In the body, cells are awash in a wide range of biomolecules including paracrine factors, which are small proteins that can interact with the surface of nanoparticles. The team found that paracrine factors varied between male and female cells: of the 63 paracrine factors measured, 14 showed major differences. These differences can affect the biological identity of nanoparticles and thus alter their interaction with the cells. Aside from the variation of paracrine factors between male and female cells, the team also found important differences in organization, distribution and morphology of actin filaments in male and female hAMSCs. These filaments act like tiny tendrils that wrap around particles and engulf them.
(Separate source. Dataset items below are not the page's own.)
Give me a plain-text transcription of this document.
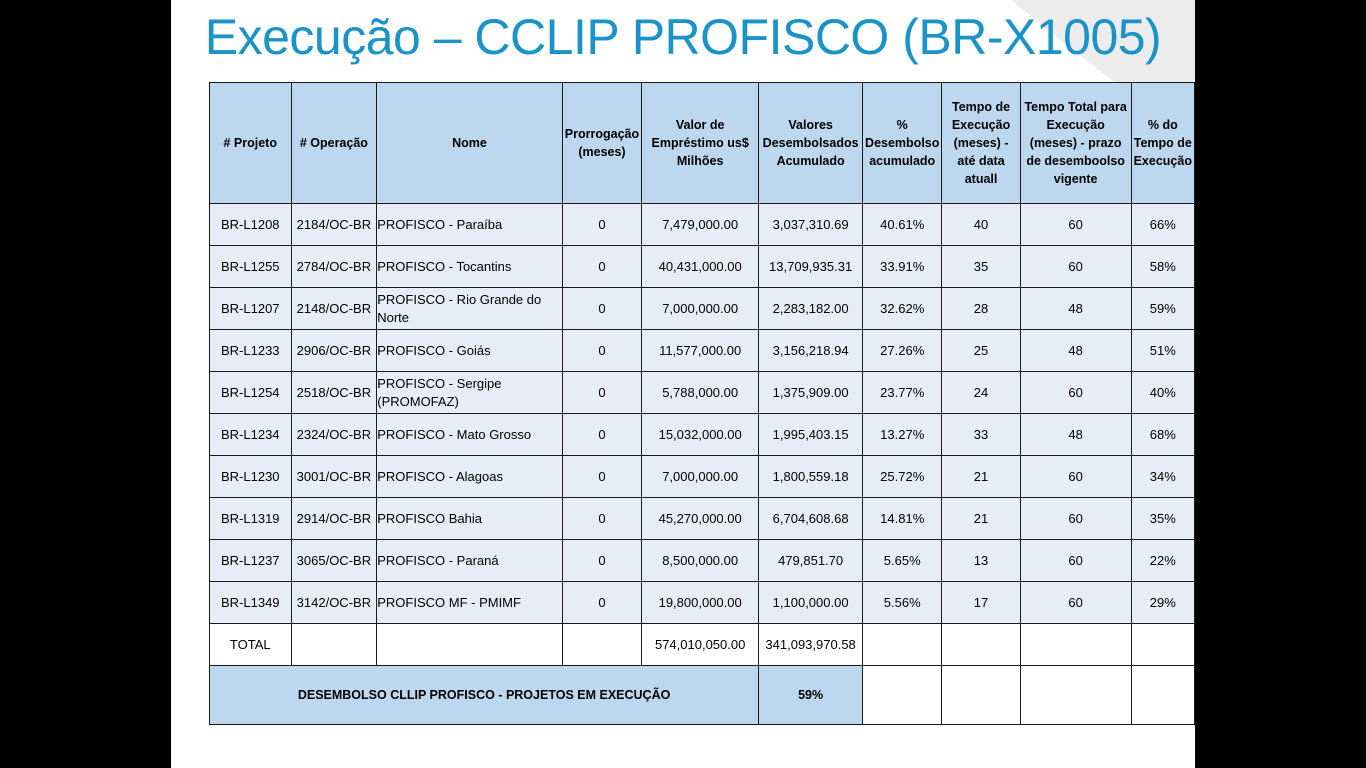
Execução – CCLIP PROFISCO (BR-X1005)
# Projeto	# Operação	Nome	Prorrogação (meses)	Valor de Empréstimo us$ Milhões	Valores Desembolsados Acumulado	% Desembolso acumulado	Tempo de Execução (meses) - até data atuall	Tempo Total para Execução (meses) - prazo de desemboolso vigente	% do Tempo de Execução
BR-L1208	2184/OC-BR	PROFISCO - Paraíba	0	7,479,000.00	3,037,310.69	40.61%	40	60	66%
BR-L1255	2784/OC-BR	PROFISCO - Tocantins	0	40,431,000.00	13,709,935.31	33.91%	35	60	58%
BR-L1207	2148/OC-BR	PROFISCO - Rio Grande do Norte	0	7,000,000.00	2,283,182.00	32.62%	28	48	59%
BR-L1233	2906/OC-BR	PROFISCO - Goiás	0	11,577,000.00	3,156,218.94	27.26%	25	48	51%
BR-L1254	2518/OC-BR	PROFISCO - Sergipe (PROMOFAZ)	0	5,788,000.00	1,375,909.00	23.77%	24	60	40%
BR-L1234	2324/OC-BR	PROFISCO - Mato Grosso	0	15,032,000.00	1,995,403.15	13.27%	33	48	68%
BR-L1230	3001/OC-BR	PROFISCO - Alagoas	0	7,000,000.00	1,800,559.18	25.72%	21	60	34%
BR-L1319	2914/OC-BR	PROFISCO Bahia	0	45,270,000.00	6,704,608.68	14.81%	21	60	35%
BR-L1237	3065/OC-BR	PROFISCO - Paraná	0	8,500,000.00	479,851.70	5.65%	13	60	22%
BR-L1349	3142/OC-BR	PROFISCO MF - PMIMF	0	19,800,000.00	1,100,000.00	5.56%	17	60	29%
TOTAL				574,010,050.00	341,093,970.58				
DESEMBOLSO CLLIP PROFISCO - PROJETOS EM EXECUÇÃO					59%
"These differences could have a critical impact on the administration of nanoparticles," said Mahmoudi. "If nanoparticles are carrying a drug to deliver, different uptake could mean different therapeutic efficacy and other important differences, such as safety, in clinical data."
hAMSCs can be coaxed into an even more robust stem-cell state using a Sendai virus to deliver key factors to the nucleus. This reprogramming technique is quite common in stem cell biology—but the research team found that even this approach is affected by differences between male and female cells, with female cells responding at a nine-fold higher rate than male cells.
The team also tested nanoparticle absorption for other kinds of human cells, including fibroblasts from donors of older ages and found significant differences. Interestingly, the team found that male fibroblast cells had higher levels of uptake than female fibroblast cells. They also saw differences in the shape of the cells' mitochondria and endoplasmic reticulum structure among other differences.
"What we're seeing is that cell type is also going to be critical. If we're trying to deliver a chemotherapeutic drug, the cell type we are targeting as well as the sex of the patient may influence how well the drug is delivered and absorbed," said Mahmoudi. "Further research are required on a greater variety of cell types and their intracellular differences to achieve more in-depth information on the physicochemical and mechanical differences between male versus female cells. We hope that our work helps the nanobio field understand and overcome some of the key challenges in drug delivery, ultimately providing better therapies for patients in a safer and highly effective sex-specific manner."
BWH has a long-standing history and commitment to understanding how health and disease differ by sex. In particular, researchers in the Connors Center for Women's Health and Gender Biology are developing sex-specific treatment and prevention strategies in clinical medicine for the advancement of health care at BWH.
"It is essential for us to acknowledge and better understand how the molecular and cellular differences in males and females underlie so many aspects of human health," said Hadine Joffe, MD, MSc, Executive Director of the Mary Horrigan Connors Center for Women's Health & Gender Biology. "Through this study, Morteza Mahmoudi and his colleagues are helping to shed light on this underappreciated phenomenon, and their work extends the Brigham's commitment to applying discoveries about sex-based differences to improve health care."